A dispute over a 46-year-old sign easement recently threatened to scuttle a $40 million redevelopment plan by the owner of the Roomba Inn & Suites on Kissimmee's W192 near Old Town.
Ontario-based CTN Developments had received demolition permits for the 400-room hotel from Osceola County in January. The developer plans to replace the Roomba with a new Home2 Suites, an extended stay flag extended from Hilton, and 60,000 square feet of new retail and dining.
CTN is also applying for Commercial Tourist zoning to replace the earlier Planned Development. The company was supposed to remove the non-conforming pole sign on the property and replace it with an approved monument sign as a condition of the zoning.
But the owner of Tropical Palms RV Resort claimed a vested right to keep an off-site sign at the corner of W192 and Holiday Trail. The pole sign contained advertising for the Roomba Inn, Celebrations Suites and Tropical Palms.
The RV resort's attorney told members of the county's Development Review Committee that Osceola County actually required his client to spend $25,000 last year to repair the sign. They were able to put a hold on the demolition until the issue is resolved.
"We'd like to work with the county to get new signs that conform to the standard, but that will take some time," attorney Jacob Cremer said on Wednesday.
Orlando attorney Biff Godfrey, who represents CTN, said his client has been trying to negotiate a resolution with Tropical Palms for more than a year. "We don't see that continued negotiations would be fruitful," he said.

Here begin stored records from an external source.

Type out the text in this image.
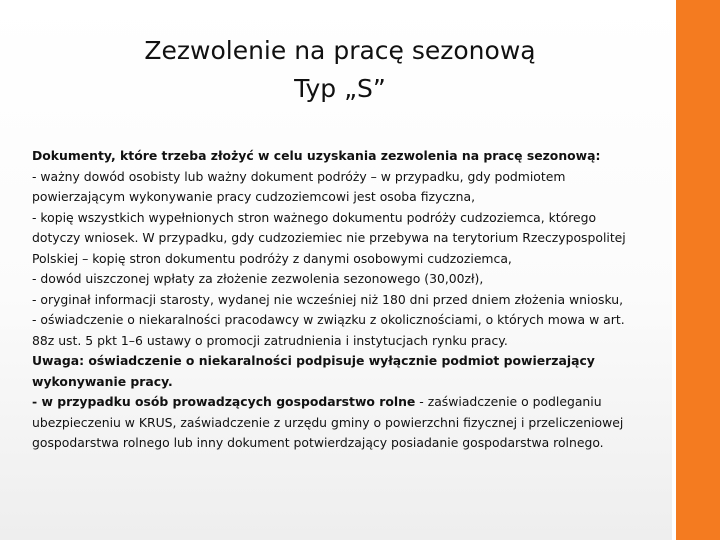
Zezwolenie na pracę sezonową
Typ „S”

Dokumenty, które trzeba złożyć w celu uzyskania zezwolenia na pracę sezonową:

- ważny dowód osobisty lub ważny dokument podróży – w przypadku, gdy podmiotem powierzającym wykonywanie pracy cudzoziemcowi jest osoba fizyczna,

- kopię wszystkich wypełnionych stron ważnego dokumentu podróży cudzoziemca, którego dotyczy wniosek. W przypadku, gdy cudzoziemiec nie przebywa na terytorium Rzeczypospolitej Polskiej – kopię stron dokumentu podróży z danymi osobowymi cudzoziemca,

- dowód uiszczonej wpłaty za złożenie zezwolenia sezonowego (30,00zł),

- oryginał informacji starosty, wydanej nie wcześniej niż 180 dni przed dniem złożenia wniosku,

- oświadczenie o niekaralności pracodawcy w związku z okolicznościami, o których mowa w art. 88z ust. 5 pkt 1–6 ustawy o promocji zatrudnienia i instytucjach rynku pracy.

Uwaga: oświadczenie o niekaralności podpisuje wyłącznie podmiot powierzający wykonywanie pracy.

- w przypadku osób prowadzących gospodarstwo rolne - zaświadczenie o podleganiu ubezpieczeniu w KRUS, zaświadczenie z urzędu gminy o powierzchni fizycznej i przeliczeniowej gospodarstwa rolnego lub inny dokument potwierdzający posiadanie gospodarstwa rolnego.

Cremer worried that replacing the PD with straight zoning would negate the sign easement between the two property owners dating back to 1972. Rj Whidden planner John Adams told the DRC that even if Tropical Palms replaced the pole sign with a monument sign, it would still be considered off-site advertising, which isn't allowed in the county.
Except that now it is.
Senior Zoning Technician Amy Templeton said the county stopped regulating advertising content on signs in 2016 based on a landmark ruling by the U.S. Supreme Court.
"We removed off-site signs from our ordinance," she said. "You could put 'Taco Bell' on it if you wanted to."
Assistant County Attorney Shannon Charles told Kremer the issue of whether CTN could be forced to allow a new Tropical Palms sign on its property is a civil matter between the property owners.
The DRC approved the rezoning application. It now goes to the Planning Commission and Board of County Commissioners in March and April, respectively.
CTN Vice President Abdul Alshoghri told GrowthSpotter last month the company plans to start demolishing the hotel in early April and go straight into construction of the new hotel-retail complex.